Appellant's evidence on this issue consisted of the expert testimony of Asaad N. *793 Masoud, a doctor of pharmacognosy. The record discloses that Dr. Masoud did not analyze the capsules at issue and he did not offer an opinion as to what the capsules contain. The substance of Dr. Masoud's testimony was that there are more reliable tests for drug identification than those used by Southcombe and that the tests which Southcombe did perform were not conducted in accordance with professional standards. When asked whether the results of Southcombe's tests were incorrect, Dr. Masoud answered: "I don't like your word `incorrect.' There has been precautions that could have been done that hasn't been done for more reliable results, but I didn't say incorrect, no."

This court is not persuaded by appellant's argument. As indicated above, appellant's evidence did not contradict Southcombe's opinion that the capsules contain a controlled substance, i.e. amobarbital and secobarbital. Instead, appellant attempted to discredit Southcombe's opinion by introducing expert testimony which challenged the reliability of the testing procedures Southcombe used. Such a challenge goes only to the weight to be afforded Southcombe's testimony. Stroscheim v. Shay, 63 Idaho 360, 120 P.2d 267 (1941); State v. Olivas, 77 Ariz. 118, 267 P.2d 893 (1954); People v. Bobczyk, 343 Ill. App. 504, 99 N.E.2d 567 (Ill. App. 1951). The credibility of witnesses and the weight to be accorded their testimony is for the jury. Where there is competent though conflicting evidence to sustain the verdict, this court cannot reweigh that evidence or disturb the verdict. State v. Froelich, 96 Idaho 685, 535 P.2d 658 (1975); State v. Lewis, 96 Idaho 743, 536 P.2d 738 (1975); State v. Brown, 94 Idaho 352, 487 P.2d 946 (1971). In the instant case the jury was at liberty to believe Southcombe's testimony or reject it as unreliable. By convicting appellant of the unlawful possession of a controlled substance, the jury apparently chose to accept Southcombe's opinion that the capsules at issue contain amobarbital and secobarbital. Southcombe's testimony furnished competent and sufficient evidence to support such a finding. We therefore conclude that the record contains sufficient evidence to sustain the jury's verdict of guilty.

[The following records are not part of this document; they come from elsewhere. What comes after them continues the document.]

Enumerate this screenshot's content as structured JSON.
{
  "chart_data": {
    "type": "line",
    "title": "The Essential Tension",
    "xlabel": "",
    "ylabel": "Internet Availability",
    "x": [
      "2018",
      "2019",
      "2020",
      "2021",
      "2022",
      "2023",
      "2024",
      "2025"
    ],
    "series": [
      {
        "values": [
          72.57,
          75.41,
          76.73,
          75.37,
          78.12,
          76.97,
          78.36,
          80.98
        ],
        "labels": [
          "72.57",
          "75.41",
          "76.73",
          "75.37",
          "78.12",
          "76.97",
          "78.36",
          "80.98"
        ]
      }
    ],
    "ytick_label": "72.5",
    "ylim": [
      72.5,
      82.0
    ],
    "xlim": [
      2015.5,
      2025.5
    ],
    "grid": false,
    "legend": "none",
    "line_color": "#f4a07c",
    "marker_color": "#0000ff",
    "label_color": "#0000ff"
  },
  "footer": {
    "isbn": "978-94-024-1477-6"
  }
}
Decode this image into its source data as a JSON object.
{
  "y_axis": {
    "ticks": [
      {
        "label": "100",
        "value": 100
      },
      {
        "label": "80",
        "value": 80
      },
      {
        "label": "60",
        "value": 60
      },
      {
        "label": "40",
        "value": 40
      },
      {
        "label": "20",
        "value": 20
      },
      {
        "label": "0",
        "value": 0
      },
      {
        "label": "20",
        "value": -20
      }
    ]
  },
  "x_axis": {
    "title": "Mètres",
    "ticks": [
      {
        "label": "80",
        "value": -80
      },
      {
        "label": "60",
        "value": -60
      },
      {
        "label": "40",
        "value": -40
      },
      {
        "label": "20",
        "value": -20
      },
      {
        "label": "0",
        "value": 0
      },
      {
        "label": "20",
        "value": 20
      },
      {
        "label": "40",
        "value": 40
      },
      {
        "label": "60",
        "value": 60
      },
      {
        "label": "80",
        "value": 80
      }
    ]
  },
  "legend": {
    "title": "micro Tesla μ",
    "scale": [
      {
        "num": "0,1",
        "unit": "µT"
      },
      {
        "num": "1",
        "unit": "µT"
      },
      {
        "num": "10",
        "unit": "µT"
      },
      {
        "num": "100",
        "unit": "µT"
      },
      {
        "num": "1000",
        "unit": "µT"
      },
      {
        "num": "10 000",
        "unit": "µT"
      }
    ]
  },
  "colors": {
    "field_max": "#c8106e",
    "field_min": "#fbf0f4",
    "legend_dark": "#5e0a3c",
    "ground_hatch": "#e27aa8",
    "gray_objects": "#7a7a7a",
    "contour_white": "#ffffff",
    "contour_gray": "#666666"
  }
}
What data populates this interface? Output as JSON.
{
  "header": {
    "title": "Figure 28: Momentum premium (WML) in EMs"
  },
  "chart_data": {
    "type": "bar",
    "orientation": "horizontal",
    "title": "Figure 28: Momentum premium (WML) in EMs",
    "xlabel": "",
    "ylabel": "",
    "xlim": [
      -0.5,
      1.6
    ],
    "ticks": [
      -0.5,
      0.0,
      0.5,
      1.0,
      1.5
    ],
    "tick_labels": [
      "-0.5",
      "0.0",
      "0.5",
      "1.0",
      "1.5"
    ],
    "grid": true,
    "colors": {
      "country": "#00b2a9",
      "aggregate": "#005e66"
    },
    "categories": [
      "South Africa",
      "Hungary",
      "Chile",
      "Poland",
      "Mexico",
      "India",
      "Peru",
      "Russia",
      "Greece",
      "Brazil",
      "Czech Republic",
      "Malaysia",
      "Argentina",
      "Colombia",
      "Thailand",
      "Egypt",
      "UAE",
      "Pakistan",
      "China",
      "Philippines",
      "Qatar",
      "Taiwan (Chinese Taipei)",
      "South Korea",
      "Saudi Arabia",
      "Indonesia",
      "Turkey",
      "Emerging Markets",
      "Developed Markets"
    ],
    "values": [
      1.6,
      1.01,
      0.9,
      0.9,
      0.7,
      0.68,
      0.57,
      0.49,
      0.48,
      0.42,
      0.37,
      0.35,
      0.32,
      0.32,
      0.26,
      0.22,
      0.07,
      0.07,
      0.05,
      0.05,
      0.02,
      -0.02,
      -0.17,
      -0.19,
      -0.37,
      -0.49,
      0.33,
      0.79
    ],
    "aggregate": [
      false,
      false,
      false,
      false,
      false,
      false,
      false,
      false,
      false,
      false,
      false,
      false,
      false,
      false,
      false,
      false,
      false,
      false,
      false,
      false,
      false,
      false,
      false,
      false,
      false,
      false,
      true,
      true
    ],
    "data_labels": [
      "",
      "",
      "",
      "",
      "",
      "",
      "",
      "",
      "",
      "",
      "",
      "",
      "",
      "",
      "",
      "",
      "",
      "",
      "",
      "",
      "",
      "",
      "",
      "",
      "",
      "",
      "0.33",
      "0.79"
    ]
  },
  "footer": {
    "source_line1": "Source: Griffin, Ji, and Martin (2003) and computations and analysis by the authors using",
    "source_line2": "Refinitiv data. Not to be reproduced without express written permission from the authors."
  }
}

Appellant's final assignment of error concerns alleged juror misconduct. Appellant argues that this court should reverse his conviction because a member of the jury considered testimony from a prior trial at which Pamela Southcombe, the State's expert witness, testified. Appellant's only evidence of this alleged misconduct consists of statements allegedly made to Linda M. Sherwood, defense counsel's legal assistant, by a member of the jury. The alleged statements were set forth in an exhibit which purports to be an affidavit prepared for the signature of the juror. However, according to an affidavit by Linda Sherwood, the juror "declined to sign" the affidavit. Such a showing is not a sufficient offer of proof and the district court properly refused to receive this evidence. It is our opinion that appellant's argument to the contrary is without merit.

Judgment of conviction affirmed.

DONALDSON, C.J., and SHEPARD, BAKES and BISTLINE, JJ., concur.

BAKES, Justice, concurring specially:

In view of the decision of this Court in the prior case, State v. Kellogg, 98 Idaho 541, 568 P.2d 514 (1977), the Court is correct today in affirming the judgment of conviction.

NOTES

[1] Codified in Idaho as I.C. § 37-2744.